Fuente: Microorganisms - Revista científica (MDPI) Microorganisms, Vol. 14, Pages 57: High-Altitude Extreme Environments Drive Convergent Evolution of Skin Microbiota in Humans and Horses
Microorganisms doi: 10.3390/microorganisms14010057
Authors:
Yuwei Zhang
Manyu Zhang
Zhengge Zhao
Yunjuan Peng
Feilong Deng
Hui Jiang
Meimei Zhang
Bo Song
Jae Kyeom Kim
Jeong Hoon Pan
Jianmin Chai
Ying Li

Unique skin microbial communities have been shaped by the harsh climatic conditions in high-altitude areas, such as intense ultraviolet radiation and low oxygen concentration. However, it is unknown whether high altitude contributes to shaping common microbiota inhabiting the skin across different mammals. The skin microbial communities of humans and horses living in high-altitude (Tibetan) and low-altitude areas were analyzed using full-length 16S rRNA sequencing technology. Alpha diversity differed between high- and low-altitude groups (p < 0.01). Skin microbial community composition also differed between high- and low-altitude areas (p < 0.05).
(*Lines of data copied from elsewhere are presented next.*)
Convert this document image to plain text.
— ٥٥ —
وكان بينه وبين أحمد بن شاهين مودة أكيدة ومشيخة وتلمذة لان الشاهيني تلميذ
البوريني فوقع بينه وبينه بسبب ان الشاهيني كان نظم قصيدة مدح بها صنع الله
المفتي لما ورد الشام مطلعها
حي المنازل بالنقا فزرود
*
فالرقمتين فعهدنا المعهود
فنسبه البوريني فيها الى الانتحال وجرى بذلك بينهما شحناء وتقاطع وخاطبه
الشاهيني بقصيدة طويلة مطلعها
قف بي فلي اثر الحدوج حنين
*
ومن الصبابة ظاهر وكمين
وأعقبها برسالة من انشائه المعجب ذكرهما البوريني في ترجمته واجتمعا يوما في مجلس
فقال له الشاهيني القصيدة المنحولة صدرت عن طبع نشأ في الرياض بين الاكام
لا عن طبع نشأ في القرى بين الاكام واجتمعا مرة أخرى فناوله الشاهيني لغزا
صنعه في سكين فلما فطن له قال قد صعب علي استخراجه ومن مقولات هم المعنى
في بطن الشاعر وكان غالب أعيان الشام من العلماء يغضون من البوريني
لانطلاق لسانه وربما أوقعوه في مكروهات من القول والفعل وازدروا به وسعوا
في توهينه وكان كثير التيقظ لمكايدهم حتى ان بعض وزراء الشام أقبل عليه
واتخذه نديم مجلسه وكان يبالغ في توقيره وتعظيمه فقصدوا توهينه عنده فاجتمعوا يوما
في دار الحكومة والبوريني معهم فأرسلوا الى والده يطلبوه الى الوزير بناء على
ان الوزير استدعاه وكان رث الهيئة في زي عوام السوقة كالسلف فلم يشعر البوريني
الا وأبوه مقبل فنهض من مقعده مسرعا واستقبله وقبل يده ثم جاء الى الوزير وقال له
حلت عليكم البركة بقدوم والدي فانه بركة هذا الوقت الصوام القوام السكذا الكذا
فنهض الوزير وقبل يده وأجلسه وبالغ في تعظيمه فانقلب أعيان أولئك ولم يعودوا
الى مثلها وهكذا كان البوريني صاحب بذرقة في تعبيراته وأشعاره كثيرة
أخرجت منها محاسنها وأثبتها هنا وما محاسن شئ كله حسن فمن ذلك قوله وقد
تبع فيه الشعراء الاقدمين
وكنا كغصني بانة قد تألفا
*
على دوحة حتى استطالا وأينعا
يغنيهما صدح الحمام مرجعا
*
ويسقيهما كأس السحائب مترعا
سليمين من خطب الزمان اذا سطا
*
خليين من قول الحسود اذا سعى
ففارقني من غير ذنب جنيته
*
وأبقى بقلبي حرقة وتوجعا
Some of the common taxa present in the skin of humans and horses in high-altitude areas were identified as extreme microorganisms capable of adapting to the harsh high-altitude environment. Five bacterial taxa, including the genera Sphingomonas, Brevundimonas, and Kocuria, as well as the species Acinetobacter guillouiae and Arboricoccus pini, were significantly enriched (p < 0.01) on the skin of both humans and horses in high-altitude areas. Meanwhile, some taxa enriched on the skin surface at the same altitude showed preferences for mammalian species. Acinetobacter johnsonii, Anaerococcus nagyae, and Anaerococcus octavius were significantly enriched (p < 0.05) in the skin of humans at both high and low altitudes, whereas Acinetobacter pseudolwoffii and Armatimonas rosea, Archangium gephyra and Acinetobacter lwoffii were significantly enriched (p < 0.05) in the skin of horses at both high and low altitudes. In the network analyses, a positive correlation (p < 0.01) was shown between the skin taxa enriched in high-altitude areas and each other, while a negative correlation (p < 0.01) was found between the skin microorganisms enriched in high-altitude areas and those enriched in low-altitude areas. Overall, our findings indicate that high-altitude extreme environments drive convergent evolution of skin microbiota across mammals, reflecting the joint effects of environmental selection and host-related filtering on community assembly. This cross-species comparison provides a framework for understanding skin microbiome responses to extreme environments in plateau mammals.